Denise Myles-Chambers was sentenced on 1 August to two and a half years imprisonment for thefts from the Ritz-Carlton between October 2006 and March 2007.
A previous matter added six months for a total of three years. Failure to pay a confiscation order in the new matter will result in a further six months.
In passing sentence for stealing $181,586 from Ritz-Carlton, Justice Alexander Henderson noted it was Chambers’ third conviction for theft and the second for theft from an employer.
In July 2005, she received a term of six months imprisonment, but it was suspended. She was ordered to pay $16,498 compensation or serve six months imprisonment. Of that amount, she paid back $5,000.
During the hearing for the most recent offences, Justice Henderson first dealt with the 2005 conviction. He said her failure to pay full compensation meant she must serve the six months.
‘My sentence must be consecutive to that six month term,’ the judge explained.
Chambers, 38, pleaded guilty in December to 11 charges of theft involving a total of $177,600 from the Ritz-Carlton, where she worked as an accounts payable clerk. She also admitted obtaining services by deception – 13 nights accommodation at a resort. The value was $3,986, for a total theft of $181,586.
She also admitted 11 charges of procuring the execution of a document by false pretences. These charges relate to the process by which Chambers got cheques cashed that were drawn on Ritz-Carlton accounts.
One of her duties with the company had been to write cheques for external accounts and submit them for signatures, Senior Crown Counsel Gail Johnson explained.
After Chambers entered her pleas, the Crown offered no evidence against a co-accused. Chambers said the other person did not know what she was doing.
Sentencing was delayed from December in part because of her health issues and because the Crown was pursuing an order for confiscation of Chambers’ assets.
Defence Attorney Ben Tonner elaborated on her health issues, but did not suggest they amounted to a reason she should not be incarcerated. ‘I simply ask you to bear in mind you might feel it would make prison slightly harder for her,’ he told the judge.
He said the money stolen from the Ritz-Carlton was used for a variety of purposes — to pay debts and medical expenses, but the lion’s share was spent on gifts for friends, purchases of jewellery and other items.
He urged the court to give credit for her guilty plea and the fact that she signed a document authorising the release of restrained funds.
Justice Henderson explored two points before passing sentence.
He said a usual consideration when an employee has breached an employer’s trust is that the offender will not be able to find similar employment in the future. But this was the third case he had seen of theft in a position of trust by someone convicted and going out and getting another job in a position of trust.
Mr. Tonner agreed it made mitigation difficult.
Ms Johnson suggested the second job is usually obtained while the first matter is pending, so technically there would be no conviction.
The judge’s second concern was the Crown’s request for confiscation rather than compensation to the company that lost the money.
Mr. Tonner said Chambers had been in possession of $176,000 but was unable to show how she spent a certain amount.
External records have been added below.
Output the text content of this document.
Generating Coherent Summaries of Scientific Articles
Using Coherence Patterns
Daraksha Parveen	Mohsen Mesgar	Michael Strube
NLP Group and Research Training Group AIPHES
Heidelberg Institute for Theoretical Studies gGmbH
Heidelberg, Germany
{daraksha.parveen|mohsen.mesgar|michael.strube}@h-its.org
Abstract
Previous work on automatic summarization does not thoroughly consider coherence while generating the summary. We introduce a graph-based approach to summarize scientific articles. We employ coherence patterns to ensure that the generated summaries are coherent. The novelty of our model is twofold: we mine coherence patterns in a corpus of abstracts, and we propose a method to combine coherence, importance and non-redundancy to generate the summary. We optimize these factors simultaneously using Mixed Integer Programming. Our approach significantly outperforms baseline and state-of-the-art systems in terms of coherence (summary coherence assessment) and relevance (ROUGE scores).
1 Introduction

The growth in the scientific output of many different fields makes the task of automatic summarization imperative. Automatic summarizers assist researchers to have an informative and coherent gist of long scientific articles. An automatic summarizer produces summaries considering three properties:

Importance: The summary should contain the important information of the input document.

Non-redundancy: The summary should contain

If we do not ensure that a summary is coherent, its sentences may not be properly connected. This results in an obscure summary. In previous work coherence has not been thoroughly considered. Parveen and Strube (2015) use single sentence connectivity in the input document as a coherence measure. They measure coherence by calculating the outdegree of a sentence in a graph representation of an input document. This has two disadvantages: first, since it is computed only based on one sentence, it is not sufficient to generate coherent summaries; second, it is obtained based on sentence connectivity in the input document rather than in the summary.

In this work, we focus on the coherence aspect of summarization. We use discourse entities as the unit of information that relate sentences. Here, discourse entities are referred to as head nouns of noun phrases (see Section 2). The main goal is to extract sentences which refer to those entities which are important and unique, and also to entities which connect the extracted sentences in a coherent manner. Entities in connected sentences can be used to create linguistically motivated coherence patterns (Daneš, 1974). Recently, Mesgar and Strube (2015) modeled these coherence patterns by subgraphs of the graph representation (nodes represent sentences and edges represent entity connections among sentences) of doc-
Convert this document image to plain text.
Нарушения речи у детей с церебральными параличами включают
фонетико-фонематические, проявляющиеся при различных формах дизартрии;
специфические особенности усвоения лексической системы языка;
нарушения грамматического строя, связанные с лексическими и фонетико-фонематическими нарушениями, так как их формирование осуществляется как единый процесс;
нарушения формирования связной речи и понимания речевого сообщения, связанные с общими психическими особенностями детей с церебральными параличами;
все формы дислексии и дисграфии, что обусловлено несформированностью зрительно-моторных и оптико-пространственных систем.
Some $26,000 had been recovered, but $76,000 was unaccounted for. ‘The Crown says since she can’t account for it, she still has it,’ the attorney summarised.
Ms Johnson explained that the law does not allow the Crown to ask for compensation without identifying the offender’s assets that would be used to pay back the stolen money.
In this case, the Crown was asking for a confiscation order in the sum of $102,637.19. In lieu of payment, Chambers would have to serve another six months, which is the maximum allowed by law.
Justice Henderson observed that six months is not a very strong incentive to repay a large sum.
He directed that the confiscation amount be paid within one year.
The judge said the sentence for the Ritz-Carlton thefts would have been three and a half years, but he gave her a discount because of the guilty pleas.